Wahba became licensed in New York in 1994 and did a two-year residency in forensic psychiatry at the State University of New York Upstate Medical University in Syracuse. He practiced in the Long Island town of Port Jefferson, then received his license to practice in Florida on Aug. 13, 2019.

An administrative complaint was filed against Wahba’s New York license 21 days later, Sept. 3, 2019. It charged Wahba with “moral unfitness; gross negligence; gross incompetence; negligence on more than one occasion; incompetence on more than one occasion and failing to maintain accurate patient medical records.”

The New York administrative complaint says Wahba strayed from proper medical practices with seven patients, mostly from 2014 through 2018. Two of the patients were married. Most of the doctor-patient relationships lasted less than two years, although one was 6 1/2 years, and Wahba treated another patient from 2001 through 2016.

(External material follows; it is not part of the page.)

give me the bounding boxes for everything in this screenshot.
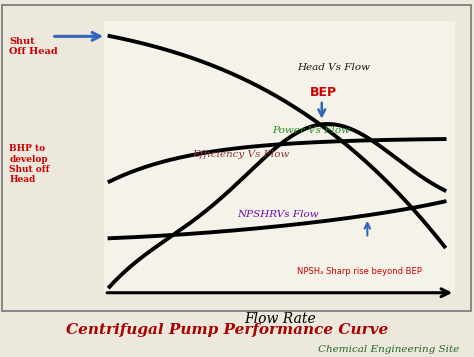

Though the listed ethical violation allegations vary from patient to patient, each list says Wahba failed to have an “appropriate medical rationale” for prescribing “controlled substance medications with high-risk for misuse.”

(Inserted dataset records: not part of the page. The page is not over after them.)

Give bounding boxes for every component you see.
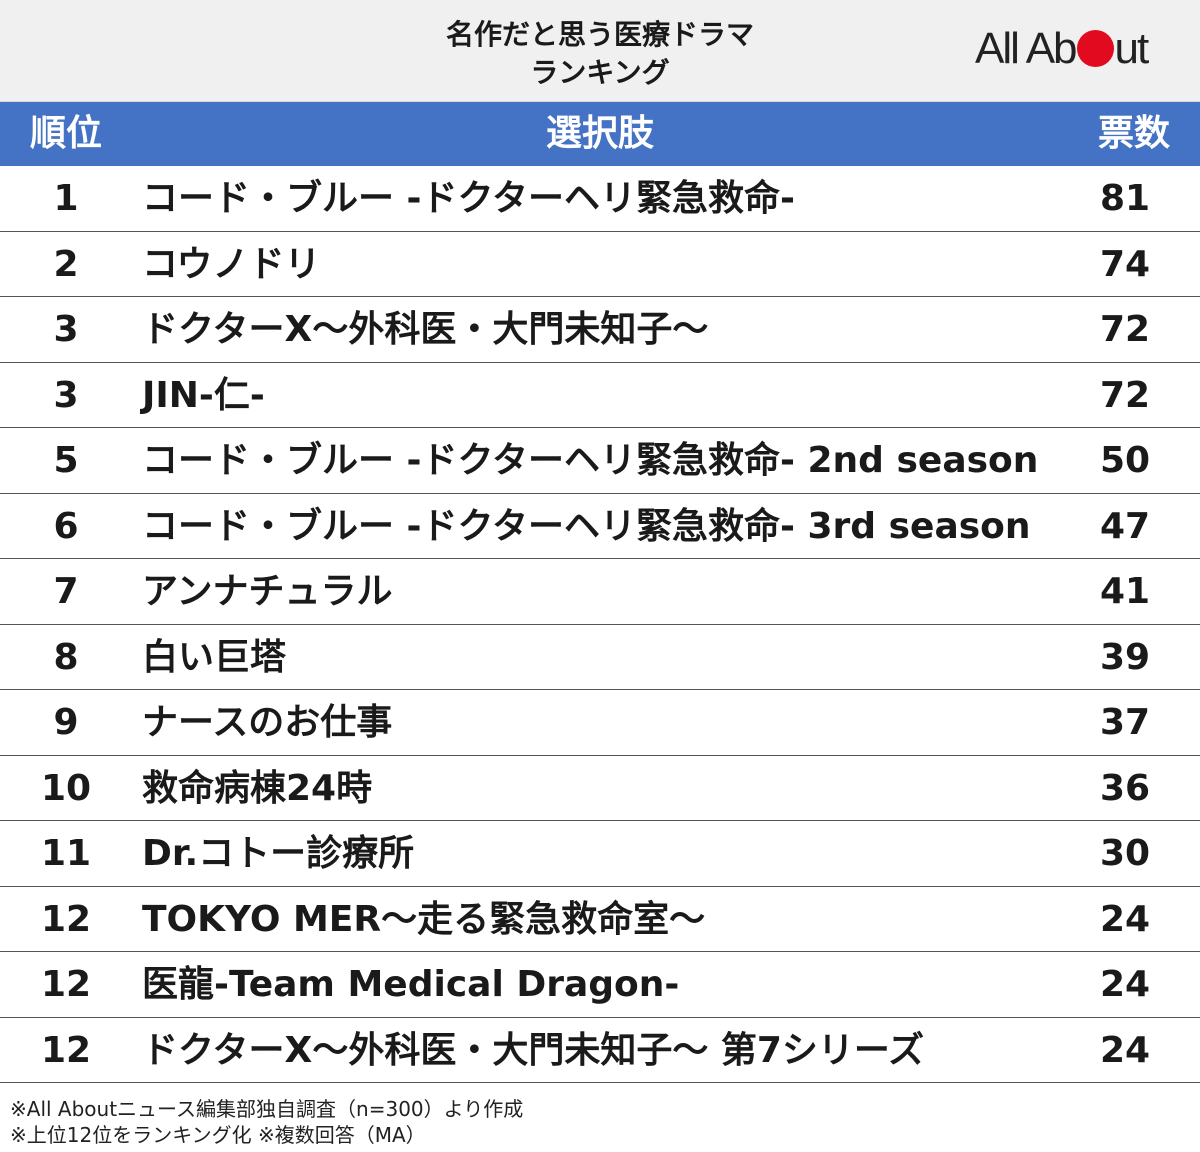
table-row: 8 白い巨塔 39	[0, 625, 1200, 690]
table-row: 3 ドクターX〜外科医・大門未知子〜 72	[0, 297, 1200, 363]
votes-cell: 72	[1099, 374, 1151, 416]
table-row: 12 TOKYO MER〜走る緊急救命室〜 24	[0, 887, 1200, 952]
votes-cell: 39	[1099, 636, 1151, 678]
rank-cell: 5	[53, 440, 79, 481]
choice-cell: ドクターX〜外科医・大門未知子〜 第7シリーズ	[142, 1029, 925, 1071]
votes-cell: 74	[1099, 243, 1151, 285]
votes-cell: 72	[1099, 309, 1151, 350]
rank-cell: 3	[53, 309, 79, 350]
rank-cell: 3	[53, 374, 79, 416]
ranking-table-body: 1 コード・ブルー -ドクターヘリ緊急救命- 81 2 コウノドリ 74 3 ドクターX〜外科…	[0, 166, 1200, 1083]
table-row: 6 コード・ブルー -ドクターヘリ緊急救命- 3rd season 47	[0, 494, 1200, 559]
rank-cell: 12	[40, 964, 92, 1005]
choice-cell: JIN-仁-	[142, 374, 265, 416]
rank-cell: 12	[40, 898, 92, 940]
table-row: 10 救命病棟24時 36	[0, 756, 1200, 821]
rank-cell: 2	[53, 243, 79, 285]
choice-cell: 白い巨塔	[142, 636, 287, 678]
header-bar: 名作だと思う医療ドラマ ランキング All Ab ut	[0, 0, 1200, 102]
logo-text-right: ut	[1114, 24, 1150, 73]
table-row: 2 コウノドリ 74	[0, 232, 1200, 297]
table-row: 7 アンナチュラル 41	[0, 559, 1200, 625]
votes-cell: 24	[1099, 898, 1151, 940]
rank-cell: 6	[53, 505, 79, 547]
table-row: 3 JIN-仁- 72	[0, 363, 1200, 428]
footnote-method: ※上位12位をランキング化 ※複数回答（MA）	[10, 1123, 426, 1147]
table-row: 5 コード・ブルー -ドクターヘリ緊急救命- 2nd season 50	[0, 428, 1200, 494]
choice-cell: 救命病棟24時	[142, 767, 373, 809]
table-header: 選択肢 順位 票数	[0, 102, 1200, 166]
choice-cell: コード・ブルー -ドクターヘリ緊急救命-	[142, 178, 795, 219]
choice-cell: コウノドリ	[142, 243, 321, 285]
votes-cell: 81	[1099, 178, 1151, 219]
table-row: 12 医龍-Team Medical Dragon- 24	[0, 952, 1200, 1018]
votes-cell: 24	[1099, 964, 1151, 1005]
column-header-choice: 選択肢	[545, 113, 654, 154]
choice-cell: TOKYO MER〜走る緊急救命室〜	[142, 898, 706, 940]
votes-cell: 30	[1099, 833, 1151, 874]
rank-cell: 7	[53, 571, 79, 612]
choice-cell: アンナチュラル	[142, 571, 393, 612]
votes-cell: 47	[1099, 505, 1151, 547]
choice-cell: ナースのお仕事	[142, 702, 393, 743]
rank-cell: 9	[53, 702, 79, 743]
choice-cell: ドクターX〜外科医・大門未知子〜	[142, 309, 709, 350]
table-row: 12 ドクターX〜外科医・大門未知子〜 第7シリーズ 24	[0, 1018, 1200, 1083]
chart-title: 名作だと思う医療ドラマ ランキング	[300, 16, 900, 92]
column-header-rank: 順位	[30, 113, 103, 154]
rank-cell: 8	[53, 636, 79, 678]
rank-cell: 1	[53, 178, 79, 219]
votes-cell: 50	[1099, 440, 1151, 481]
choice-cell: コード・ブルー -ドクターヘリ緊急救命- 2nd season	[142, 440, 1039, 481]
votes-cell: 24	[1099, 1029, 1151, 1071]
votes-cell: 36	[1099, 767, 1151, 809]
title-line-1: 名作だと思う医療ドラマ	[445, 18, 754, 51]
votes-cell: 37	[1099, 702, 1151, 743]
title-line-2: ランキング	[530, 56, 670, 89]
table-row: 1 コード・ブルー -ドクターヘリ緊急救命- 81	[0, 166, 1200, 232]
choice-cell: Dr.コトー診療所	[142, 833, 415, 874]
logo-text-left: All Ab	[975, 24, 1078, 73]
logo-red-dot-icon	[1076, 30, 1114, 67]
rank-cell: 11	[40, 833, 92, 874]
table-row: 11 Dr.コトー診療所 30	[0, 821, 1200, 887]
table-row: 9 ナースのお仕事 37	[0, 690, 1200, 756]
choice-cell: コード・ブルー -ドクターヘリ緊急救命- 3rd season	[142, 505, 1031, 547]
column-header-votes: 票数	[1097, 113, 1170, 154]
choice-cell: 医龍-Team Medical Dragon-	[142, 964, 680, 1005]
rank-cell: 10	[40, 767, 92, 809]
all-about-logo: All Ab ut	[975, 24, 1175, 74]
rank-cell: 12	[40, 1029, 92, 1071]
footnote-source: ※All Aboutニュース編集部独自調査（n=300）より作成	[10, 1097, 524, 1121]
footnotes: ※All Aboutニュース編集部独自調査（n=300）より作成 ※上位12位を…	[10, 1096, 523, 1148]
votes-cell: 41	[1099, 571, 1151, 612]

Those substances include Adderall, antipsychotic drug Orap, opioid buprenorphine and anti-anxiety drugs Klonopin and Xanax.

Accusations of bad behavior with a patient to whom Wahba allegedly prescribed Adderall and Xanax without reason and “engaging in an inappropriate, sexualized relationship.”

Wahba responded by surrendering his license on Dec. 18, 2019. His letter requesting permission to surrender said: “I assert that I cannot successfully defend against at least one of the acts of misconduct alleged in full satisfaction of the charges against me.”